TORONTO -- If it's any consolation, Edgar, Orlando Cabrera started his Red Sox career 3 for 25.
About all you can do is give this guy a big hug. He's struggling out of the gate, big-time. After catching a reprieve Wednesday in New York when he stroked two hits and knocked in two runs off Mariano Rivera in the ninth inning, Edgar Renteria put up an 0 for 4 and left seven runners on base (three in scoring postion) in the Red Sox' 6-5 victory over the Blue Jays last night.
Teammates are encouraging him and giving him a "hang in there," but he probably feels like hiding under a rock.

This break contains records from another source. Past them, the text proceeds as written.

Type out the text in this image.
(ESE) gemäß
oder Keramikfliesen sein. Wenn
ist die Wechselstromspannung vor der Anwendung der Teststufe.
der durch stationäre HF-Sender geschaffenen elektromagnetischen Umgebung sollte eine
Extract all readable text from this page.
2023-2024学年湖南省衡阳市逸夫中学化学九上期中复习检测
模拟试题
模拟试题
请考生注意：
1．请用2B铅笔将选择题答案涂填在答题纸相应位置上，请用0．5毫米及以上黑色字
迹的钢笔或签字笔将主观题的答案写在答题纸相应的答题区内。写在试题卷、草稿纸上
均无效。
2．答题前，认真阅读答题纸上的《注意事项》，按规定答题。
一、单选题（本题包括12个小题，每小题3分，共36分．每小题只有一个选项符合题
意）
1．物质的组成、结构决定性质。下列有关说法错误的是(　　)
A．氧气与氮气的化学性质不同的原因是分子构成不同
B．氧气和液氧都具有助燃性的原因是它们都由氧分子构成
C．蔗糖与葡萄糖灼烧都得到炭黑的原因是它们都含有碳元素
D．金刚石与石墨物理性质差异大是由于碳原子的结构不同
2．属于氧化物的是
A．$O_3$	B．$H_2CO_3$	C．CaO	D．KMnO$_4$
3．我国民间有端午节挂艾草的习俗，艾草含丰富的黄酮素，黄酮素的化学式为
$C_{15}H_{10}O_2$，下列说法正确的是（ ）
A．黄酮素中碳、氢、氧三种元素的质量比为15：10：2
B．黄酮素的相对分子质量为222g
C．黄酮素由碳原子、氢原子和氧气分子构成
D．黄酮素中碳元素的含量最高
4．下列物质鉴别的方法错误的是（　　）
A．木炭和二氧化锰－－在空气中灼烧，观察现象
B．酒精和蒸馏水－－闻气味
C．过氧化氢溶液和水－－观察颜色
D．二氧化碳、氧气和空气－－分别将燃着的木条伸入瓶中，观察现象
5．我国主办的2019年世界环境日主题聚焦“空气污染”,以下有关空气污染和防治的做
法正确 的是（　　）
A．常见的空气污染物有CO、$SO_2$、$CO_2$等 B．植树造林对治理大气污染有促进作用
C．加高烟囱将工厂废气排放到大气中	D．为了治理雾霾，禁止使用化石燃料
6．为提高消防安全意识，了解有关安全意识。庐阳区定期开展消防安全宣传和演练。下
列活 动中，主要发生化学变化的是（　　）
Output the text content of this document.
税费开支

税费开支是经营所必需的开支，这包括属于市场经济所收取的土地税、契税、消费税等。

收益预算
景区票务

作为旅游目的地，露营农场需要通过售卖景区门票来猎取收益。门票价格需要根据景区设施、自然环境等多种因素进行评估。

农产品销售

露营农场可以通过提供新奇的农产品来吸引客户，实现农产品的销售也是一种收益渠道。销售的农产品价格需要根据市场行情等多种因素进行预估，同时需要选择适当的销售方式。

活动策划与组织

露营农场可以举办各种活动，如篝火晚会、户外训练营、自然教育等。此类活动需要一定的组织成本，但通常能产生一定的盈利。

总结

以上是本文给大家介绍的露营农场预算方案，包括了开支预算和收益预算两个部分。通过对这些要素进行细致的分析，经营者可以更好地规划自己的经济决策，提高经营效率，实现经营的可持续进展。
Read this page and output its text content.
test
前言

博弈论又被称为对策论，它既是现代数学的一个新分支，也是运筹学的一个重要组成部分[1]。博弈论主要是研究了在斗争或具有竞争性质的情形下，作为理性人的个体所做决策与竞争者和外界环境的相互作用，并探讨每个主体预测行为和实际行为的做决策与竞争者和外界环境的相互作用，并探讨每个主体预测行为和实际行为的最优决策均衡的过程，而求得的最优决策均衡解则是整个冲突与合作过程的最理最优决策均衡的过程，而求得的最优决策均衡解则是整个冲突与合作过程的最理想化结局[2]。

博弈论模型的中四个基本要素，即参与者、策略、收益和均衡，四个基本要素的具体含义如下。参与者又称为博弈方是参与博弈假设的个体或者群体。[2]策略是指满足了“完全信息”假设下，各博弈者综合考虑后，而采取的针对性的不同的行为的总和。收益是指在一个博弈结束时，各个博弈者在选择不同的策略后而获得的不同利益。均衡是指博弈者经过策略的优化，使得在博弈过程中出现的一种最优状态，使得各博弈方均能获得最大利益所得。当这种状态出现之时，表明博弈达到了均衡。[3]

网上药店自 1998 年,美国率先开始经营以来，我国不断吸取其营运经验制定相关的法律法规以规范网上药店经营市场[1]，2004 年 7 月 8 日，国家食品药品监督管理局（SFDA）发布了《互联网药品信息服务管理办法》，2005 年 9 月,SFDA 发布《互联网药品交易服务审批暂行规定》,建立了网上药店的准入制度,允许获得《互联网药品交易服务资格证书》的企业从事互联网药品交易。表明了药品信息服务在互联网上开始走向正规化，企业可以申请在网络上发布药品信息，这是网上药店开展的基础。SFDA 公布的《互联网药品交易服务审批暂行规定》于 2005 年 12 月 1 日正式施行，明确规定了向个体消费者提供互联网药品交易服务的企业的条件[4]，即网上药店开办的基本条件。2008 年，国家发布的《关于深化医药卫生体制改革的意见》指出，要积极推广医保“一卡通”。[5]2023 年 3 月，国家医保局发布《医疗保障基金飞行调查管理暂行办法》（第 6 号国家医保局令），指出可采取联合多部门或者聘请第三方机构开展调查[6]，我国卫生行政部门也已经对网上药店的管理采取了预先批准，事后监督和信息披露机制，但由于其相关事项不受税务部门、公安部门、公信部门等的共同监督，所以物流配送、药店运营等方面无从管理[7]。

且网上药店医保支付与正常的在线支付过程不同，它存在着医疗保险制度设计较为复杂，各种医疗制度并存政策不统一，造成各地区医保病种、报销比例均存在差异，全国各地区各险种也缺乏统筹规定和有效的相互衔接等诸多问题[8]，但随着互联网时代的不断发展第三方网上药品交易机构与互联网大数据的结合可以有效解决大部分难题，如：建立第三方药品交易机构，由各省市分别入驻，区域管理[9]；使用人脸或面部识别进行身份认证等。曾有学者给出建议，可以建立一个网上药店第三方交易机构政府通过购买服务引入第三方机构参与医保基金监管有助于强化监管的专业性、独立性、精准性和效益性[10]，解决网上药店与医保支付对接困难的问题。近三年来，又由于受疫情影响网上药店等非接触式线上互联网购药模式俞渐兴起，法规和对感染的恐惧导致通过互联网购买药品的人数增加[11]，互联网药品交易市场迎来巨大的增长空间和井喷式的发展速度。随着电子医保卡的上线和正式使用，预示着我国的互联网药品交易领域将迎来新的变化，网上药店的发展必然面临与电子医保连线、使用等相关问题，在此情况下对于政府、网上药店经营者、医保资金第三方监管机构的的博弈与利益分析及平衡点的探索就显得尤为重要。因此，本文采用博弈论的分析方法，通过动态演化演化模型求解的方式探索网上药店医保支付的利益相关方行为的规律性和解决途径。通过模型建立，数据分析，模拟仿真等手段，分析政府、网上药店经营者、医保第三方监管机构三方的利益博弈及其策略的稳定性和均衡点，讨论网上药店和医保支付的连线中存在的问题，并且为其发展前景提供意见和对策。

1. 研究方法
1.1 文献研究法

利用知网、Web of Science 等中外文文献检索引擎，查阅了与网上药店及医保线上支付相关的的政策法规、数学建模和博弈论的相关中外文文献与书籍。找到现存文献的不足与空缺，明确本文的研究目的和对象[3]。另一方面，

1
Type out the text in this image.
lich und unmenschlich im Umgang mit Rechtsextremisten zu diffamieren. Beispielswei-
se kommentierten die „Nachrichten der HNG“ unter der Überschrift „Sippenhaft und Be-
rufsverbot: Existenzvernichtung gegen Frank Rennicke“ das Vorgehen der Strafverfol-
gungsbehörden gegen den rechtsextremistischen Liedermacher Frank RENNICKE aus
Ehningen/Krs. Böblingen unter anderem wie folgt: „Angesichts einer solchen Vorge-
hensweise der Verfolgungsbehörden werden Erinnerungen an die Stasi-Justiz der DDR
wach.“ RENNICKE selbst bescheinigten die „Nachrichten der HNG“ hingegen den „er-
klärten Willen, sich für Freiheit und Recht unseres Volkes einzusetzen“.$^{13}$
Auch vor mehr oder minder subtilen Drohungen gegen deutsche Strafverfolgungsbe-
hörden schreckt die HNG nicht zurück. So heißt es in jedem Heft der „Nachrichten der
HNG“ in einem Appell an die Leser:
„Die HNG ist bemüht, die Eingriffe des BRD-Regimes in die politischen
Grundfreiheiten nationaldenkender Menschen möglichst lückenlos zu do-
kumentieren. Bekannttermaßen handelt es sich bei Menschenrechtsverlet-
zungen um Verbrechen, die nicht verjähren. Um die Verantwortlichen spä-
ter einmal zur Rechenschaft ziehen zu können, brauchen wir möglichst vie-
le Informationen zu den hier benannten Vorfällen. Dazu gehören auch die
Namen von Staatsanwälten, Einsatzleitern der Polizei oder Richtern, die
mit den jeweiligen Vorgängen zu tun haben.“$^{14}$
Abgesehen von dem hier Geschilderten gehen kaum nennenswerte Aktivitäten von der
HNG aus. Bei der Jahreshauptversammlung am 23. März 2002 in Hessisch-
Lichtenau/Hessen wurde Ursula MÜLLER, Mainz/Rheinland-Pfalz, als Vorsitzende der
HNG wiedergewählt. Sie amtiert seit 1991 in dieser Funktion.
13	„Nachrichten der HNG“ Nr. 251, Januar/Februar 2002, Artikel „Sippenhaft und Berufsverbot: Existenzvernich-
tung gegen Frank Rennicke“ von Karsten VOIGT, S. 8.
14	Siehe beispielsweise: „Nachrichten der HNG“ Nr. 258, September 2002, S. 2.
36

Renteria is 2 for 17 this young season, hitting .118. He's hit into four double plays. He booted Alex Rodriguez's made-to-order double-play grounder in Game 2 in New York, which led to a three-run inning.
Renteria is one of the best shortstops in the game and he was supposed to be an upgrade over Cabrera. He was the luxury item general manager Theo Epstein probably didn't need, but was able to sell to his owners.
There are so many things at work here.
Renteria is coming into a new league, getting used to new playing surfaces where he doesn't quite know the bounces. He's a quiet guy on a team of "Idiots."
Boston is a tough place to play for a quiet and private guy such as Renteria, a far cry from playing in a quiet, midwestern city such as St. Louis, where there's passion, but not the intensity of Boston.
It takes a lot of getting used to.
You can make a thousand excuses, but Renteria doesn't want to hear any of them.
When he botched Rodriguez's grounder, he stood at his locker and 'fessed up. Renteria, after all, is a star player, not your run-of-the-mill shortstop. He is a top-shelf player who has won the last two Gold Gloves in the National League, and has a .289 career batting average. He's also been a four-time All-Star.
Renteria had a few chances to break last night's game open. He had a chance with two on and two outs in the first, but he flied to left. He had the bases loaded, nobody out in the sixth and grounded to the pitcher. He made the final out of the seventh with two runners on.
The Rogers Centre, formerly SkyDome, was a place where he loved to hit. He was 8 for 13 here entering last night's game.
The Red Sox are certainly protecting him. They don't want him to get out of sorts. Hitting coach Ron Jackson was scheduled to take Renteria into the batting cage this morning in an attempt to open up his stance.
"I wouldn't say he's struggling," Jackson said. "If he was struggling he'd be striking out a lot, not hitting the ball at all. He's playing good defense. He got a couple of big hits in the Yankee game on Wednesday. I'm telling you, he works so hard. He's always working on something. It's a little different for him here because he's hitting sixth, more of a power position. He's used to hitting second."
He's gotten plenty of encouragement. Manny Ramirez has offered him the "don't worry, be happy" approach.
"It's just four games," Ramirez said. "Who cares? He'll be fine. Just go out there and play and have fun. No reason to worry about anything. Just let your talent come out."
David Ortiz told Renteria, "you've got two different jobs. If you're not hitting, then you've got to do the job with the glove. He's a smart player. We're going to see a very good player there."
Interim manager Brad Mills said he's not worried about Renteria because, "I like his approach." Mills thought Renteria was coming out of it in New York, but Mills said last night Renteria looked as he did earlier in the Yankee series. We remember Cabrera after the trading deadline deal and how lost and unhappy he looked until he got up to speed.
Which is why Renteria will get his big "Papa Jack" tutelage today. It's where he will be asked to change his stance, in the hopes, this will be the last story written about his poor start.